I want to perform atomicAdd on a cuDoubleComplex variable. In order to do this I used the atomicAdd version for double found here:
https://docs.nvidia.com/cuda/cuda-c-programming-guide/index.html#atomic-functions
to do attomic adds independently on the real and imaginary parts of the cuDoubleComplex variable. The simple kernel I wrote is:

__device__ void atAddComplex(cuDoubleComplex* a, cuDoubleComplex b){
  //transform the addresses of real and imag. parts to double pointers
  double *x = (double*)a;
  double *y = x+1;
  //use atomicAdd for double variables
  atomicAdd(x, cuCreal(b));
  atomicAdd(y, cuCimag(b));
}

Then I test it using a kernel that adds the elements of an array of complex numbers (array) and stores the result in a dynamically allocated variable (sum):

__global__ void sum_kernel(cuDoubleComplex *array, cuDoubleComplex *sum){
  int n = threadIdx.x + blockDim.x * blockIdx.x;
  if(n < AR_SIZE){
    atAddComplex(&sum[0], array[n]);
  }
}

Finally I use the addition kernel:

int main(){
  cuDoubleComplex z = make_cuDoubleComplex(1.5, 2.);
  cuDoubleComplex *array;
  array = new cuDoubleComplex[AR_SIZE];
  for(int i = 0; i < AR_SIZE; ++i)
    array[i] = make_cuDoubleComplex(cuCreal(z), cuCimag(z));
  
  //Allocate and copy memory to device
  cuDoubleComplex *d_array;
  cudaMalloc((void**)&d_array, sizeof(cuDoubleComplex)*(AR_SIZE));
  cudaMemcpy(d_array, array, sizeof(cuDoubleComplex)*(AR_SIZE), cudaMemcpyHostToDevice);

  //Define grid and block size
  int blocks = AR_SIZE / BLOCK_WIDTH;
  if(AR_SIZE % BLOCK_WIDTH) blocks++;

  //Allocate memory for output
  cuDoubleComplex *d_sum;
  cudaMalloc((void**)&d_sum, sizeof(cuDoubleComplex));

  // Kernel invocation code
  dim3 dimGrid(blocks, 1, 1);
  dim3 dimBlock(BLOCK_WIDTH, 1, 1);
  sum_kernel<<<dimGrid,dimBlock>>>(d_array, d_sum);

  //copy output to host
  cuDoubleComplex *sum;
  sum = new cuDoubleComplex[1];
  sum[0] = make_cuDoubleComplex(0., 0.);
  cudaMemcpy(sum, d_sum, sizeof(cuDoubleComplex), cudaMemcpyDeviceToHost);

  //print result
  cout<<"sum="<<cuCreal(sum[0])<<" + i*"<<cuCimag(sum[0])<<endl;

  //free memmory
  cudaFree(d_array);
  cudaFree(d_sum);
  delete[] array;
  delete[] sum;
  
  return 0;
}

The code seems to add correctly except for one thing: unless I set d_sum to 0 using

cudaMemset(d_sum, 0, sizeof(cuDoubleComplex));

the result stacks every time I run the code, so for example if AR_SIZE=100, the first time you run it you get 150 + i 200, If you run it again you get 300 + i 400 , then 450 + i 600 and so. Why is this happening if I do cudaFree(d_sum)?

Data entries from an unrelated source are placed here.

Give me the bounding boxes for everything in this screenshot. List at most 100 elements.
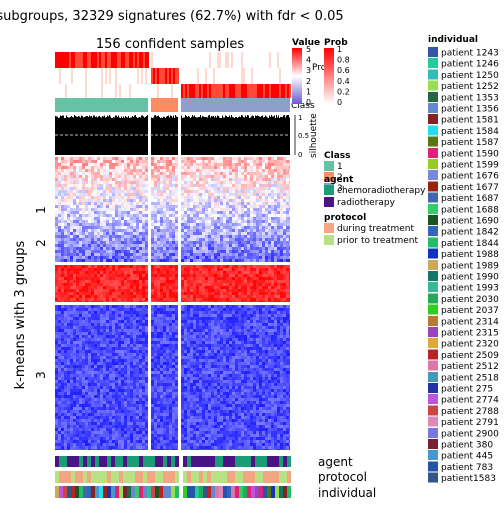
heatmap-cell	[199, 326, 202, 329]
heatmap-cell	[211, 250, 214, 253]
silhouette-bar	[89, 116, 90, 155]
heatmap-cell	[232, 187, 235, 190]
heatmap-cell	[85, 247, 88, 250]
heatmap-cell	[172, 250, 175, 253]
heatmap-cell	[268, 271, 271, 274]
heatmap-cell	[82, 274, 85, 277]
heatmap-cell	[88, 187, 91, 190]
heatmap-cell	[214, 259, 217, 262]
silhouette-bar	[193, 116, 194, 155]
heatmap-cell	[121, 187, 124, 190]
heatmap-cell	[145, 311, 148, 314]
heatmap-cell	[157, 277, 160, 280]
heatmap-cell	[97, 163, 100, 166]
heatmap-cell	[202, 244, 205, 247]
heatmap-cell	[286, 317, 289, 320]
heatmap-cell	[76, 190, 79, 193]
heatmap-cell	[199, 220, 202, 223]
prob-cell	[157, 68, 159, 84]
heatmap-cell	[250, 178, 253, 181]
heatmap-cell	[169, 232, 172, 235]
heatmap-cell	[97, 223, 100, 226]
heatmap-cell	[220, 265, 223, 268]
silhouette-bar	[213, 116, 214, 155]
heatmap-cell	[70, 241, 73, 244]
silhouette-bar	[145, 117, 146, 155]
heatmap-cell	[286, 256, 289, 259]
heatmap-cell	[139, 268, 142, 271]
heatmap-cell	[208, 214, 211, 217]
heatmap-cell	[256, 223, 259, 226]
heatmap-cell	[217, 259, 220, 262]
heatmap-cell	[82, 332, 85, 335]
heatmap-cell	[118, 163, 121, 166]
heatmap-cell	[70, 214, 73, 217]
heatmap-cell	[196, 178, 199, 181]
silhouette-bar	[70, 117, 71, 155]
heatmap-cell	[271, 160, 274, 163]
heatmap-cell	[97, 208, 100, 211]
heatmap-cell	[64, 317, 67, 320]
heatmap-cell	[103, 244, 106, 247]
heatmap-cell	[121, 214, 124, 217]
heatmap-cell	[121, 289, 124, 292]
prob-cell	[211, 52, 213, 68]
prob-cell	[115, 84, 117, 98]
heatmap-cell	[205, 308, 208, 311]
heatmap-cell	[64, 311, 67, 314]
heatmap-cell	[163, 232, 166, 235]
heatmap-cell	[79, 253, 82, 256]
heatmap-cell	[145, 199, 148, 202]
heatmap-cell	[100, 283, 103, 286]
silhouette-bar	[284, 115, 285, 155]
prob-cell	[265, 68, 267, 84]
heatmap-cell	[118, 244, 121, 247]
heatmap-cell	[238, 184, 241, 187]
heatmap-cell	[61, 175, 64, 178]
heatmap-cell	[139, 166, 142, 169]
heatmap-cell	[133, 178, 136, 181]
silhouette-bar	[202, 116, 203, 155]
heatmap-cell	[133, 232, 136, 235]
heatmap-cell	[199, 187, 202, 190]
heatmap-cell	[268, 301, 271, 302]
heatmap-cell	[70, 232, 73, 235]
heatmap-cell	[76, 268, 79, 271]
heatmap-cell	[100, 235, 103, 238]
heatmap-cell	[61, 199, 64, 202]
heatmap-cell	[169, 280, 172, 283]
heatmap-cell	[262, 289, 265, 292]
heatmap-cell	[88, 205, 91, 208]
heatmap-cell	[217, 295, 220, 298]
heatmap-cell	[229, 226, 232, 229]
heatmap-cell	[211, 229, 214, 232]
heatmap-cell	[139, 172, 142, 175]
heatmap-cell	[214, 223, 217, 226]
heatmap-cell	[235, 217, 238, 220]
heatmap-cell	[181, 259, 184, 262]
heatmap-cell	[256, 160, 259, 163]
heatmap-cell	[163, 193, 166, 196]
heatmap-cell	[70, 211, 73, 214]
heatmap-cell	[286, 265, 289, 268]
heatmap-cell	[256, 323, 259, 326]
heatmap-cell	[181, 193, 184, 196]
heatmap-cell	[82, 250, 85, 253]
heatmap-cell	[124, 217, 127, 220]
heatmap-cell	[94, 292, 97, 295]
heatmap-cell	[229, 232, 232, 235]
heatmap-cell	[196, 326, 199, 329]
prob-annotation-track	[55, 52, 291, 98]
heatmap-cell	[187, 229, 190, 232]
heatmap-cell	[256, 301, 259, 302]
heatmap-cell	[151, 193, 154, 196]
heatmap-cell	[214, 238, 217, 241]
heatmap-cell	[175, 301, 178, 302]
heatmap-cell	[151, 265, 154, 268]
heatmap-cell	[256, 259, 259, 262]
heatmap-cell	[265, 305, 268, 308]
heatmap-cell	[151, 283, 154, 286]
heatmap-cell	[64, 235, 67, 238]
heatmap-cell	[187, 292, 190, 295]
prob-cell	[215, 68, 217, 84]
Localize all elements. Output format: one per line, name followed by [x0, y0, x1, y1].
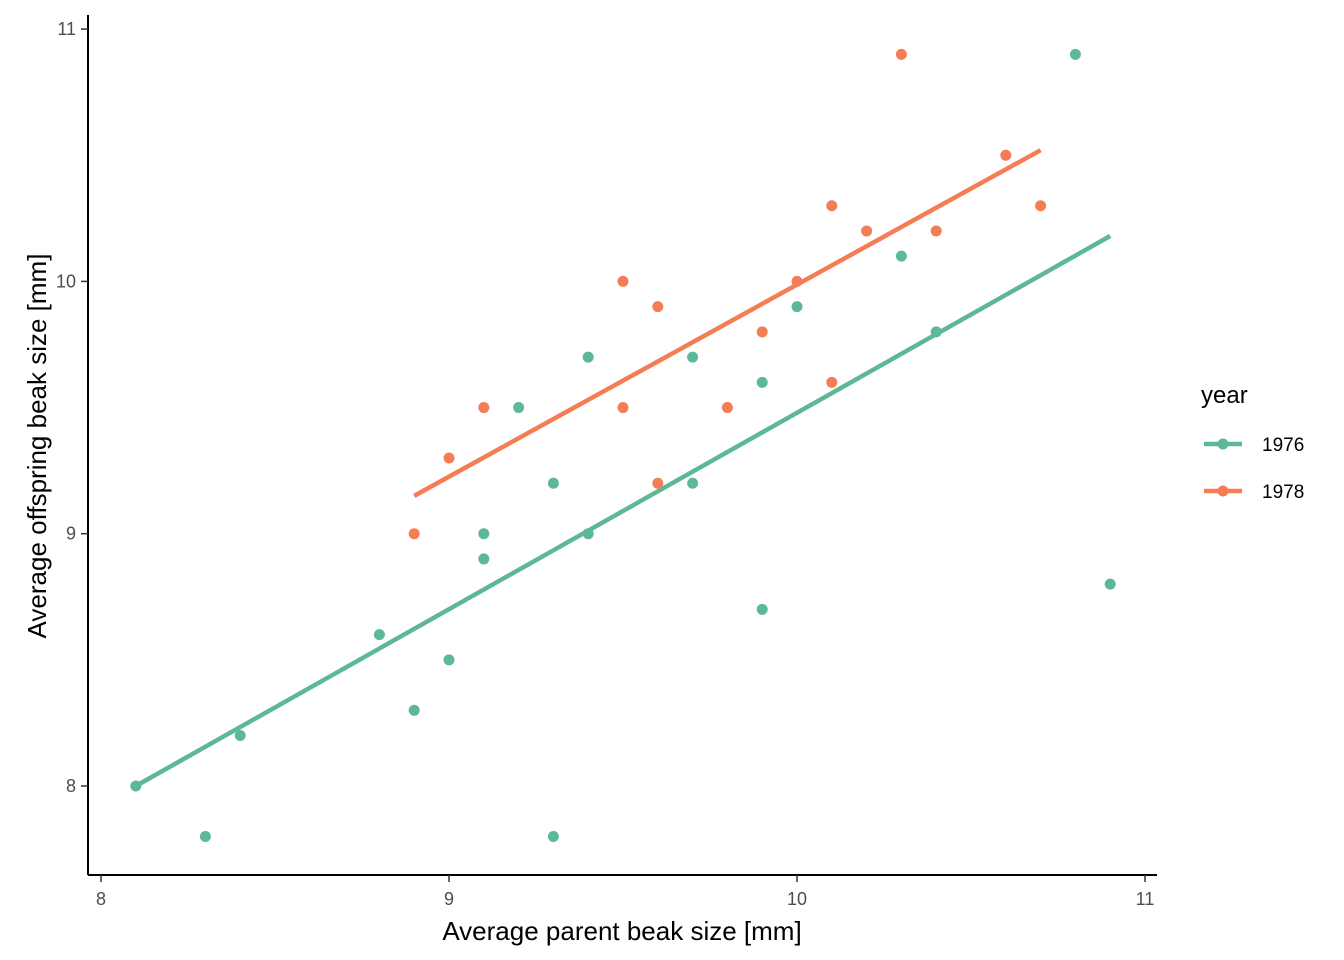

Thank you for any help you can give.

Because all dynamically allocated variables need to be properly initialized. This is true in C or C++ as well, if you use a dynamic allocator like malloc.

cudaFree does not erase anything (nor does free())
cudaMalloc does not initialize anything (nor does malloc())

Thank you txbob. So the values stay in memory until something else uses the memory address in particular.